In her own speech, the former first lady admitted to struggling to find "the right words of wisdom" for graduates given the current state of the country. "Over the past couple of months, our foundation has been shaken," she said. "Not just by a pandemic that stole too many of our loved ones, upended our daily lives, and sent tens of millions into unemployment, but also by the rumbling of the age-old fault lines that our country was built on. The lines of race and power that are now, once again, so nakedly exposed for all of us to grapple with."

After acknowledging that neither she nor anyone else had all the answers to the many uncomfortable and challenging questions being asked now, Mrs. Obama moved to share lessons she'd learned about moving things forward in uncertain times. The first was that while "life will always be uncertain," that uncertainty can sometimes serve as a wake-up call or lead us to a new and better path.

"Graduates, I hope what you're going through right now can be your wake-up call, that it pushes you not just to think about what kind of career you want to build but what kind of person do you want to be," she said.

She urged the class of 2020 to invest in what she called "time-tested values" like honesty, integrity, empathy, and compassion and to use their voice and privilege to speak out for things that matter. Mrs. Obama encouraged graduates to "march hand-in-hand" and "stand peacefully with dignity and purpose on the frontlines in the fight for justice."

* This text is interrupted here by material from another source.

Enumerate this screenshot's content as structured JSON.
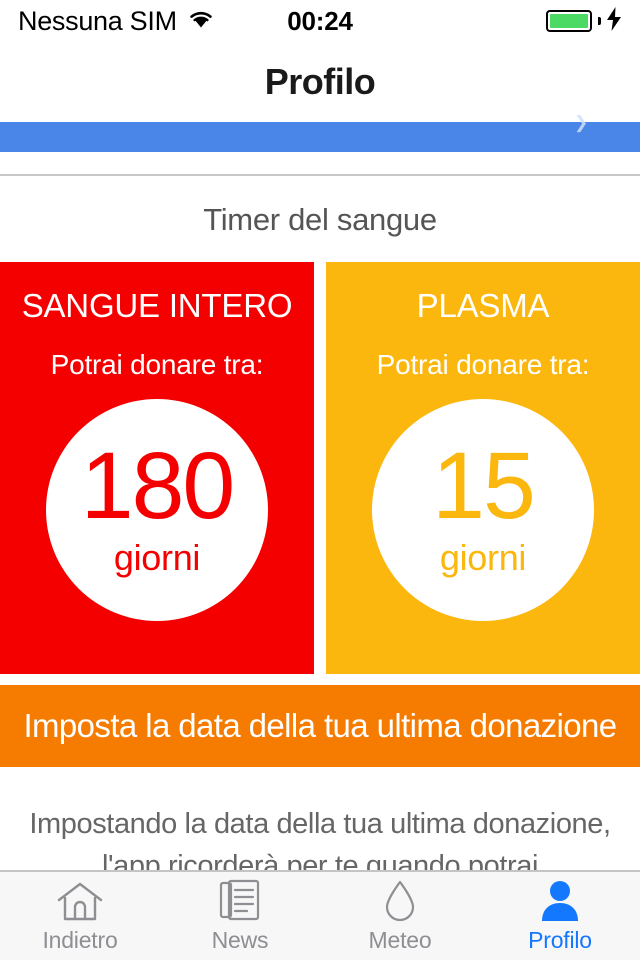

Mrs. Obama's final lesson was a call to "couple every protest with plans and policies, with organizing and mobilizing and voting." She argued that in order to enact real and lasting change, graduates must not disengage from the democratic process or remain solely in the streets. Instead she urged them to take their activism beyond protests, hashtags, and social media and into local, state, and federal halls of power.

"If you're spending a lot of time just hashtagging and posting right now, that's useful, especially during a pandemic, but it's only a beginning," she said. "Go further."

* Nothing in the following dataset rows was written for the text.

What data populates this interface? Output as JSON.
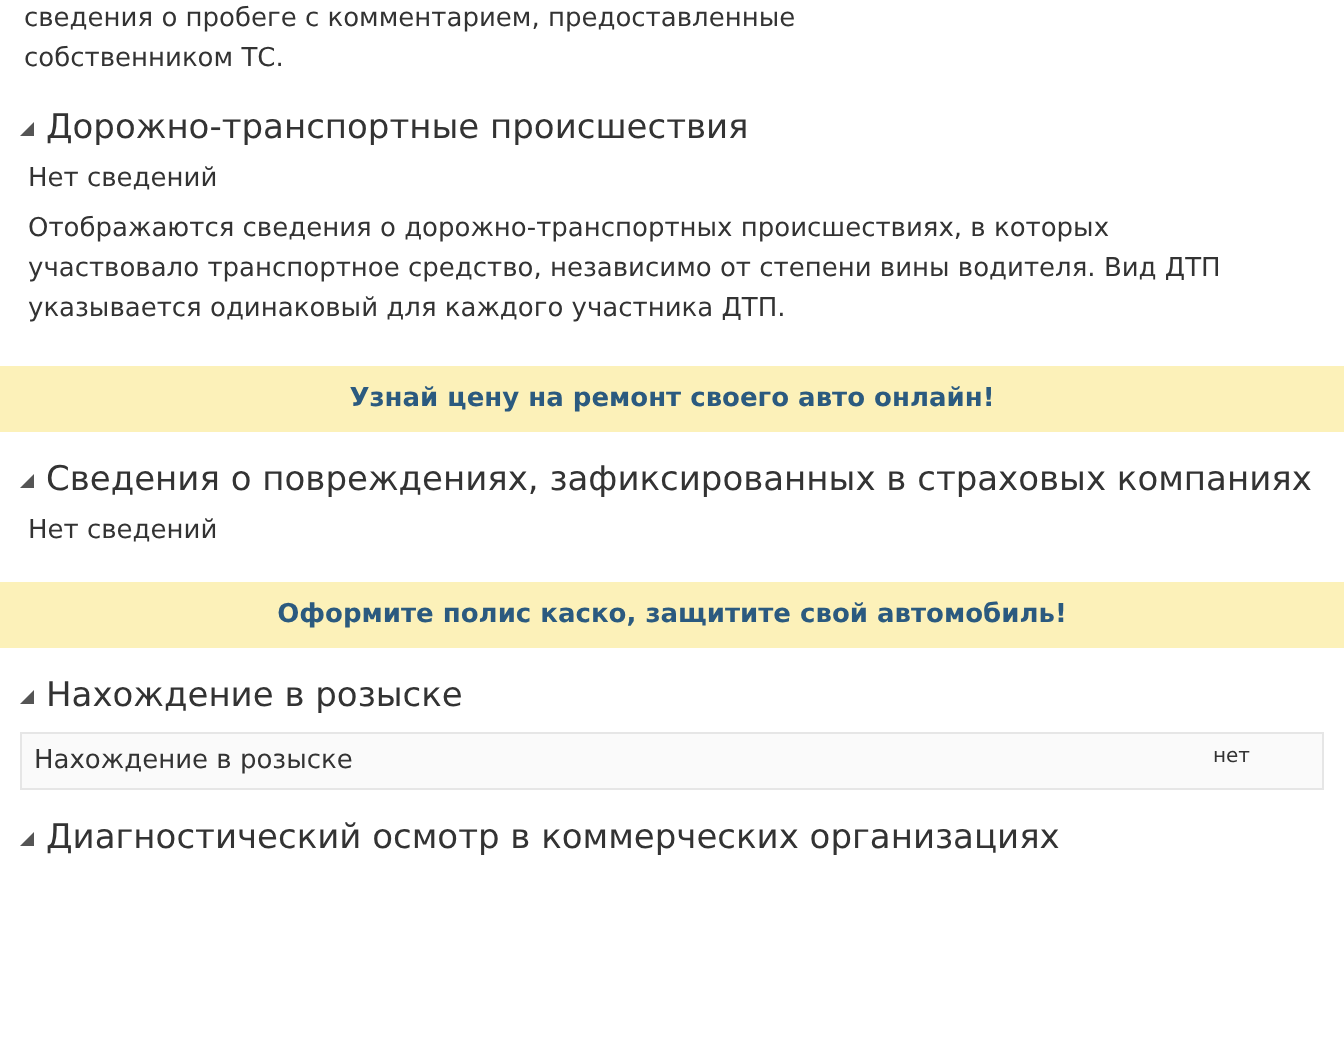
{
  "intro_text": "сведения о пробеге с комментарием, предоставленные собственником ТС.",
  "blocks": [
    {
      "kind": "section",
      "title": "Дорожно-транспортные происшествия",
      "expanded": true,
      "status": "Нет сведений",
      "note": "Отображаются сведения о дорожно-транспортных происшествиях, в которых участвовало транспортное средство, независимо от степени вины водителя. Вид ДТП указывается одинаковый для каждого участника ДТП."
    },
    {
      "kind": "banner",
      "text": "Узнай цену на ремонт своего авто онлайн!"
    },
    {
      "kind": "section",
      "title": "Сведения о повреждениях, зафиксированных в страховых компаниях",
      "expanded": true,
      "status": "Нет сведений"
    },
    {
      "kind": "banner",
      "text": "Оформите полис каско, защитите свой автомобиль!"
    },
    {
      "kind": "section",
      "title": "Нахождение в розыске",
      "expanded": true,
      "rows": [
        {
          "label": "Нахождение в розыске",
          "value": "нет"
        }
      ]
    },
    {
      "kind": "section",
      "title": "Диагностический осмотр в коммерческих организациях",
      "expanded": true
    }
  ]
}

She encouraged graduates to reach out to friends with information on how to register to vote, how to find their polling place or obtain a mail-in ballot, and how and where to protest peacefully. She also urged them to educate themselves on the candidates and incumbents running for every level of office in their area and share that information with their friends and family.

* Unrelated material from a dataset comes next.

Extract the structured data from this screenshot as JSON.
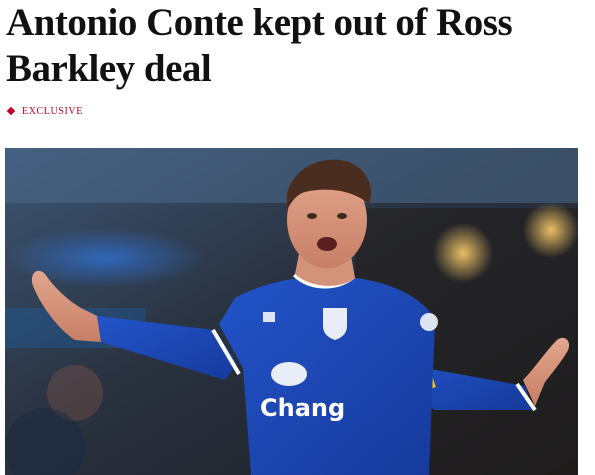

"Graduates, this is how you can finish the work that generations before you have started, by staying open and hopeful even in the tough times, by channelling that discomfort you feel into activism and a democracy that was designed to respond to those who vote," she said. "If you hold strong with the same faith that carried all those giants before you toward real measurable progress, you will change the course of history."

Later in YouTube's "Dear Class of 2020" event, Obama echoed a similar message, urging graduates to not just have faith in the country's democracy but to participate in it and vote. The former president argued that while peaceful protests serve to raise public awareness, the calls for change fueling those demonstrations can't become laws unless we elect leaders who are responsive to our demands.

"That includes local offices like the office of mayor or the office of district attorney that don't get as much attention as a presidential race but have the most direct impact on issues like how communities are policed," Obama said, urging graduates to pay more attention to these local elections.

He also encouraged graduates to think creatively about what activism and service looks like. For example, to those who dream of starting their own business, Obama challenged them to build a company that can serve as a model for paying employees a fair wage. To those who dream of becoming doctor, Obama challenged them to be doctors in underserved areas.

Above all, Obama encouraged the class of 2020 to remain committed, noting that none of the progress America has seen in the past happened overnight or without sustained effort: "America has always changed because young people dared to hope."